Я пригнулся к ней еще ниже, чтобы нас ничего не разделяло, чтобы остаться с ней наедине посреди этой шумной и людной комнаты.
– Я тут, кстати, факиром работаю, – начал я с импровизации. – Мое сценическое имя Амадеус Модельянович Розовсконтти. Хотите, я вам свое искусство продемонстрирую?
– Какое искусство? – спросила она, и улыбка ее засветилась еще ярче.
– Могу с фокуса начать, – предложил я.
– С какого фокуса? – повторила она вопрос.
– А вот сейчас увидите, – сказал я, лихорадочно подбирая на ходу правильный фокус. Потому что при наличии неподалеку Инфанта фокусов было хоть отбавляй. Он одним своим нечесаным печальным видом уже гарантировал и фокус, и всю остальную белую магию. А если покопаться в нем поглубже – то и черную.

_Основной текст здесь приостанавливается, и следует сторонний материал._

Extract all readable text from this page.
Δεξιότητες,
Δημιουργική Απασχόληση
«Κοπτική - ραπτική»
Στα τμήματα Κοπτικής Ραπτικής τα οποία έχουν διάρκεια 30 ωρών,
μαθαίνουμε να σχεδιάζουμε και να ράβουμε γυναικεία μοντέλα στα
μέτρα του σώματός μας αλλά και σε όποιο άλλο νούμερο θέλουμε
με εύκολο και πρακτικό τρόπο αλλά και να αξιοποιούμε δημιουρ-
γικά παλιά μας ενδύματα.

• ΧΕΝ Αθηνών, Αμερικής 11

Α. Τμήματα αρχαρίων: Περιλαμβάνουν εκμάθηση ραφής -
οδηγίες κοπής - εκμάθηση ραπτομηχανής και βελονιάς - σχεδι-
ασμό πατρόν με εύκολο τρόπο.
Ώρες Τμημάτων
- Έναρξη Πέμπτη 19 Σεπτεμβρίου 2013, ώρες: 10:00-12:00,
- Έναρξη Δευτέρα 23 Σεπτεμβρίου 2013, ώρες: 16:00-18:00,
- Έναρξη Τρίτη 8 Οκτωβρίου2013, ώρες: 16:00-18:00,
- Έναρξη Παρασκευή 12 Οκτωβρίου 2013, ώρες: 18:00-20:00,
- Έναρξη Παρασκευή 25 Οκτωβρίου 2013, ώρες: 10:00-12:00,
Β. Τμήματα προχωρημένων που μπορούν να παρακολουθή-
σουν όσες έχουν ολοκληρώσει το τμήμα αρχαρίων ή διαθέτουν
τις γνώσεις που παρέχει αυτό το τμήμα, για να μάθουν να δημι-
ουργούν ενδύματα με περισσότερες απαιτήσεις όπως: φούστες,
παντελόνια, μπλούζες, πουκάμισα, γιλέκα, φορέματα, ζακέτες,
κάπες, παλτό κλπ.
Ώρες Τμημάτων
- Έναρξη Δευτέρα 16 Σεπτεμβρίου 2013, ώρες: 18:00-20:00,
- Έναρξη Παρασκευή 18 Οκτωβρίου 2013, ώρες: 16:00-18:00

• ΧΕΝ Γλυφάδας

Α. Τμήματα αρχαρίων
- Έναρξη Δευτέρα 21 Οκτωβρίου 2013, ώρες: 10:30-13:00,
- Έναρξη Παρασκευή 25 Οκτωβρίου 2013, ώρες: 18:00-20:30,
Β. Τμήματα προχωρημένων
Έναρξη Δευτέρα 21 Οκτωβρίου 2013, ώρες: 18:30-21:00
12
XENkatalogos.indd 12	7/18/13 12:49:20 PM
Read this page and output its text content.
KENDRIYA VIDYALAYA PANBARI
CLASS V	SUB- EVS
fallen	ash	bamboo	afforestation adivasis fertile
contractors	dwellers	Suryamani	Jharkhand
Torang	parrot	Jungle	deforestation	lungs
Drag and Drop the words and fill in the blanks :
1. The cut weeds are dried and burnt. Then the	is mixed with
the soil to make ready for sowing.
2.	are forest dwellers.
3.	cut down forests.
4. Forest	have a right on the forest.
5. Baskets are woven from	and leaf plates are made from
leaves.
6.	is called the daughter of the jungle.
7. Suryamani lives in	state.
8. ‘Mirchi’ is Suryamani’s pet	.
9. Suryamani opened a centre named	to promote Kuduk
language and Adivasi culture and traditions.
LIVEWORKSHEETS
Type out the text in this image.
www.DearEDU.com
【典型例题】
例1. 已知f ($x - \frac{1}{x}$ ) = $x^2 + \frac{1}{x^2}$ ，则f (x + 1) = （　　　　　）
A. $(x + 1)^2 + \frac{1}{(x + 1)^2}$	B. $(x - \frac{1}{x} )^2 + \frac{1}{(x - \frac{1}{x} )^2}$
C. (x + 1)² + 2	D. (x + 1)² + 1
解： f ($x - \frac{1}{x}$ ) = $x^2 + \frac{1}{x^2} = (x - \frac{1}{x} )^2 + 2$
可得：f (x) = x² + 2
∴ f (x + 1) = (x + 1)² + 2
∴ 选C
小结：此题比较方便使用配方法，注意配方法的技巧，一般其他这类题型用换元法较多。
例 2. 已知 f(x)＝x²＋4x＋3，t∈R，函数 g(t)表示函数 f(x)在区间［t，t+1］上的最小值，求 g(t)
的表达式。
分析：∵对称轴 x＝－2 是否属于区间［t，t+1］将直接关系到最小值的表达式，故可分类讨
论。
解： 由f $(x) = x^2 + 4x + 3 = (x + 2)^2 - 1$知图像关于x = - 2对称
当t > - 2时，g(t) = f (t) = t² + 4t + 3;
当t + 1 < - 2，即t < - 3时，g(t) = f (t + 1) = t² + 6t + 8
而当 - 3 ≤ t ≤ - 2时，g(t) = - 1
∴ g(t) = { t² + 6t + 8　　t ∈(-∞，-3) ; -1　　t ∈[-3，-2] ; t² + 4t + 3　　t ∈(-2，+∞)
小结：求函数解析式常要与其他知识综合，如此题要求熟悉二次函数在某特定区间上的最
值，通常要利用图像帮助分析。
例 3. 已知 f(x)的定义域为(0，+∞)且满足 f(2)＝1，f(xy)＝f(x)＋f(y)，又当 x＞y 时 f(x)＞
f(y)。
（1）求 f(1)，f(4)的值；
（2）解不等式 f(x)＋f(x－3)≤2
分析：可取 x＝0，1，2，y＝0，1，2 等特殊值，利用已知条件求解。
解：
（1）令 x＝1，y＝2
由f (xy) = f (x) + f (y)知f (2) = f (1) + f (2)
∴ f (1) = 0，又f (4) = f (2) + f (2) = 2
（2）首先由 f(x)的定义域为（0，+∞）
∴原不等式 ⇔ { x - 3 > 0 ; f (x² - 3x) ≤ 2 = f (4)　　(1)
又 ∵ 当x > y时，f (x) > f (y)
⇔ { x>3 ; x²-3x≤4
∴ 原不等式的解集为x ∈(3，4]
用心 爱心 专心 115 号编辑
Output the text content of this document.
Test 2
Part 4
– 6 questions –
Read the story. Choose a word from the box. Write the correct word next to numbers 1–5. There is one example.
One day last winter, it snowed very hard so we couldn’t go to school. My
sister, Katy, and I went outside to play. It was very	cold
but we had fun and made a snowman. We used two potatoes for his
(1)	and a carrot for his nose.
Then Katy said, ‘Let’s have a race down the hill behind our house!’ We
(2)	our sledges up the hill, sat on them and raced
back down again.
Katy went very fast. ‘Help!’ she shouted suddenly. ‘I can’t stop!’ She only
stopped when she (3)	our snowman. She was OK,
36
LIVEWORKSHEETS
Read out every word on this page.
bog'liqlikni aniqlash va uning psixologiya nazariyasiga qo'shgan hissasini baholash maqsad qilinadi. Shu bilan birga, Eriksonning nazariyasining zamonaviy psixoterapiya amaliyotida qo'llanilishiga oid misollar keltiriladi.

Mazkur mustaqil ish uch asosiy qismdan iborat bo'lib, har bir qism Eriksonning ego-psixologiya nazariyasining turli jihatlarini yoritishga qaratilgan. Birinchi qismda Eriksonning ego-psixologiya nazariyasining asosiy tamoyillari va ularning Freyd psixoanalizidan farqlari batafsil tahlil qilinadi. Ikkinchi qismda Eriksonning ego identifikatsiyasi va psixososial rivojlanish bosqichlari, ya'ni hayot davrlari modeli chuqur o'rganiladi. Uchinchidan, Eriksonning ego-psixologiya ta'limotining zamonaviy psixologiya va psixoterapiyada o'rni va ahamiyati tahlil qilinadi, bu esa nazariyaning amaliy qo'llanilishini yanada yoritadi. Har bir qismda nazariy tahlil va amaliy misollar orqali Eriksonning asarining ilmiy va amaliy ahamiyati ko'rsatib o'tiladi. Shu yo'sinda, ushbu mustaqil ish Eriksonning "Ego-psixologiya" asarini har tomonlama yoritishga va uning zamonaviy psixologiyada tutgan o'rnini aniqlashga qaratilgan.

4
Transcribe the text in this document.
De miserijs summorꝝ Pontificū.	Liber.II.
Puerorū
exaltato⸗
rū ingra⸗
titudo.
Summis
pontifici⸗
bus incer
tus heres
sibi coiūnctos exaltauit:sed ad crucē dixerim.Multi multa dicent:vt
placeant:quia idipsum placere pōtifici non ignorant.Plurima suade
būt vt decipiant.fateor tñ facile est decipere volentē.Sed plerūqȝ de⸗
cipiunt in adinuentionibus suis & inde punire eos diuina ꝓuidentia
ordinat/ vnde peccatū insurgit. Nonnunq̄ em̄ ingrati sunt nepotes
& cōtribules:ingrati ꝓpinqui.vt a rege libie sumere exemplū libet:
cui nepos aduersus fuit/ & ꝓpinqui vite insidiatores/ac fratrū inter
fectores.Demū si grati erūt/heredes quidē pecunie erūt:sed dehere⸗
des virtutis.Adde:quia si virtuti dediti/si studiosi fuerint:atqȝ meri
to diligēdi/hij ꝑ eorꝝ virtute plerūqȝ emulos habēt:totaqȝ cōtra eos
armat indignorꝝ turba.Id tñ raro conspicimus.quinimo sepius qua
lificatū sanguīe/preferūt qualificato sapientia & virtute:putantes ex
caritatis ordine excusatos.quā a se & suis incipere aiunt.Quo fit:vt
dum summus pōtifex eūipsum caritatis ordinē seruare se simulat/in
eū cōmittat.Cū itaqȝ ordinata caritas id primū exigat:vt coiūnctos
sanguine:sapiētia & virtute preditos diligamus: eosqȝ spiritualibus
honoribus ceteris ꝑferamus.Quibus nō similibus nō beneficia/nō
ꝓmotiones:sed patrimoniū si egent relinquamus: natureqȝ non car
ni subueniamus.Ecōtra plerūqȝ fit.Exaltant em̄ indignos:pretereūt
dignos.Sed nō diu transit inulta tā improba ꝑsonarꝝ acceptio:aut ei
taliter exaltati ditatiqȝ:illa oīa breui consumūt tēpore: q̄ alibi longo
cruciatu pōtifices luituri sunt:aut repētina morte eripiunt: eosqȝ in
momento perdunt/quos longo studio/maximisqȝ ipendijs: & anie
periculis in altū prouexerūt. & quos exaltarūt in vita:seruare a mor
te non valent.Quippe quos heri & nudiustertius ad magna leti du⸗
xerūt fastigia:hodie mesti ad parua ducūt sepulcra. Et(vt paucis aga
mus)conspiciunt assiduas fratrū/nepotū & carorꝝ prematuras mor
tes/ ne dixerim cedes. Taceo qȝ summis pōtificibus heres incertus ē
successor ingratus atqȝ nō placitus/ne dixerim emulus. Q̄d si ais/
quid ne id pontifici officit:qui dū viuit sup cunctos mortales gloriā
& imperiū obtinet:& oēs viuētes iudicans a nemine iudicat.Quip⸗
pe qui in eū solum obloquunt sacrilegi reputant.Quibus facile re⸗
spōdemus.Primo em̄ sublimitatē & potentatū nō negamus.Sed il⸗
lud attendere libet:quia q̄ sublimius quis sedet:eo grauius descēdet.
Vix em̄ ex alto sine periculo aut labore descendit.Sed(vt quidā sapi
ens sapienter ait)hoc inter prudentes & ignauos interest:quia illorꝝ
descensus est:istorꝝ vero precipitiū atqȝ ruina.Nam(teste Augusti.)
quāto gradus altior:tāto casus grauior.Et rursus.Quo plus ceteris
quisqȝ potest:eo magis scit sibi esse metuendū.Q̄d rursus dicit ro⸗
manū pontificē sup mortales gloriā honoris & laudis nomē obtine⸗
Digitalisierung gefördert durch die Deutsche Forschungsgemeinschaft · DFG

– Итак, приготовьтесь, – предупредил я, сигналя Илюхе, чтобы он выпускал из загона и гнал на нас тренированного на фокусы Инфанта.
– Я готова, – доверилась мне девушка.
– Трах… – начал я первой строчкой фокуса. – Барабах… – осел я плотнее собственным весом на деревянный подлокотник. – Карабах… – склонился я к девушке, к самому ее ушку. – Бах!!! – закончил я троекратным восклицанием.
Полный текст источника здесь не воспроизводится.